Oil prices could collapse to $ 30 per barrel if OPEC+ at the meeting in March decided not to reduce the extraction of raw materials.
This writes Bloomberg with reference to data Finance Corporation, Standard Chartered Bank, reports Tape.ru.
As explained by analysts, the demand for oil in the world fell sharply in the first quarter of 2020 because of the epidemic of Chinese coronavirus. Concerns the spread of the disease has led to the reduction of road traffic, including air traffic, and reduced demand for fuel.
In addition, because of the epidemic, the Chinese government has stopped industrial enterprises that has also hit demand for raw materials. In February, the coronavirus spread to Europe. The focus of the spread caused by the virus pneumonia in the region was the industrial North of Italy to have also aggravated the situation in the oil market.

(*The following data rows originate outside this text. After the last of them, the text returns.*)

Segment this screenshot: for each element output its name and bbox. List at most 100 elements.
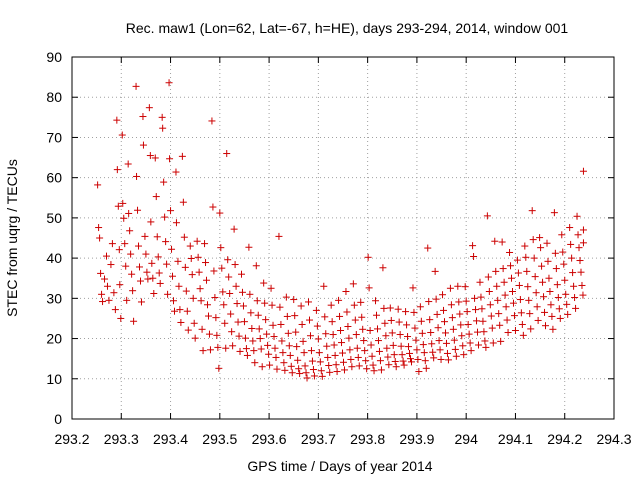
data-point [235,332,243,340]
data-point [98,290,106,298]
data-point [145,104,153,112]
data-point [579,239,587,247]
data-point [314,335,322,343]
y-tick-label: 80 [46,89,62,105]
data-point [129,287,137,295]
data-point [126,227,134,235]
data-point [410,308,418,316]
x-tick-label: 293.5 [202,431,237,447]
data-point [248,325,256,332]
data-point [220,301,228,309]
data-point [435,337,443,345]
data-point [568,254,576,262]
data-point [212,314,220,322]
data-point [119,199,127,207]
data-point [473,317,481,325]
data-point [167,207,175,215]
data-point [532,289,540,297]
data-point [323,342,331,350]
data-point [331,351,339,359]
data-point [351,316,359,324]
data-point [380,304,388,312]
data-point [352,331,360,339]
data-point [515,281,523,289]
data-point [250,347,258,355]
data-point [277,320,285,328]
data-point [187,255,195,263]
data-point [279,349,287,357]
data-point [281,366,289,374]
data-point [227,310,235,318]
data-point [124,160,132,168]
data-point [150,290,158,298]
data-point [139,113,147,121]
data-point [260,279,268,287]
data-point [160,178,168,186]
data-point [525,296,533,304]
data-point [239,302,247,310]
data-point [458,332,466,340]
data-point [255,325,263,333]
data-point [238,288,246,296]
data-point [579,226,587,234]
data-point [441,318,449,326]
data-point [443,349,451,357]
data-point [208,117,216,125]
data-point [230,225,238,233]
data-point [534,316,542,324]
data-point [447,301,455,309]
data-point [544,257,552,265]
data-point [374,337,382,345]
x-axis-ticks: 293.2 293.3 293.4 293.5 293.6 293.7 293.8 293.9… [54,57,632,447]
data-point [450,336,458,344]
data-point [273,365,281,373]
data-point [400,361,408,369]
data-point [432,295,440,303]
data-point [146,152,154,160]
data-point [493,282,501,290]
data-point [436,346,444,354]
chart-title: Rec. maw1 (Lon=62, Lat=-67, h=HE), days … [126,20,569,36]
data-point [480,328,488,336]
data-point [406,349,414,357]
data-point [421,357,429,365]
data-point [471,294,479,302]
data-point [315,349,323,357]
data-point [236,347,244,355]
data-point [176,306,184,314]
data-point [518,320,526,328]
data-point [486,301,494,309]
data-point [567,240,575,248]
data-point [487,312,495,320]
data-points [94,79,587,382]
data-point [499,265,507,273]
data-point [325,362,333,370]
data-point [382,332,390,340]
data-point [211,294,219,302]
data-point [202,259,210,267]
data-point [441,329,449,337]
data-point [461,283,469,291]
data-point [372,297,380,305]
data-point [191,334,199,342]
data-point [283,312,291,320]
data-point [133,172,141,180]
data-point [205,330,213,338]
data-point [139,141,147,149]
data-point [502,303,510,311]
data-point [530,254,538,262]
data-point [481,337,489,345]
data-point [424,244,432,252]
data-point [488,324,496,332]
data-point [361,347,369,355]
data-point [159,124,167,132]
data-point [362,357,370,365]
data-point [299,337,307,345]
data-point [174,257,182,265]
data-point [190,319,198,327]
data-point [170,297,178,305]
data-point [197,297,205,305]
data-point [501,291,509,299]
data-point [529,236,537,244]
data-point [365,284,373,292]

“[The refusal to cut oil production] will make the market vulnerable and will lead to a short-term drop in the cost of raw materials is below $ 30 per barrel,” say analysts at Standard Chartered. At the same time, experts believe that OPEC+ will go for further production cuts as the price of failure is too great.
At Goldman Sachs, speaking about the current oil market situation, called it the strongest demand shock since the global economic crisis of 2008.
In the last week of February, may futures for Brent crude fell below $ 50 per barrel, showing the worst result for 2.5 years. April WTI futures dropped below 44 dollars, which is a minimum of 3.5 years. The fall in oil prices occurred against the backdrop of the collapse of key stock indices in the US and Europe.
Monday, March 2, the cost of raw materials went up. May futures on Brent rose to 51,96 per barrel during trading on the London stock exchange ICE. The cost of the April futures for WTI has increased to 46.72 USD. The main stock indices of the US and Europe on Monday also showed growth.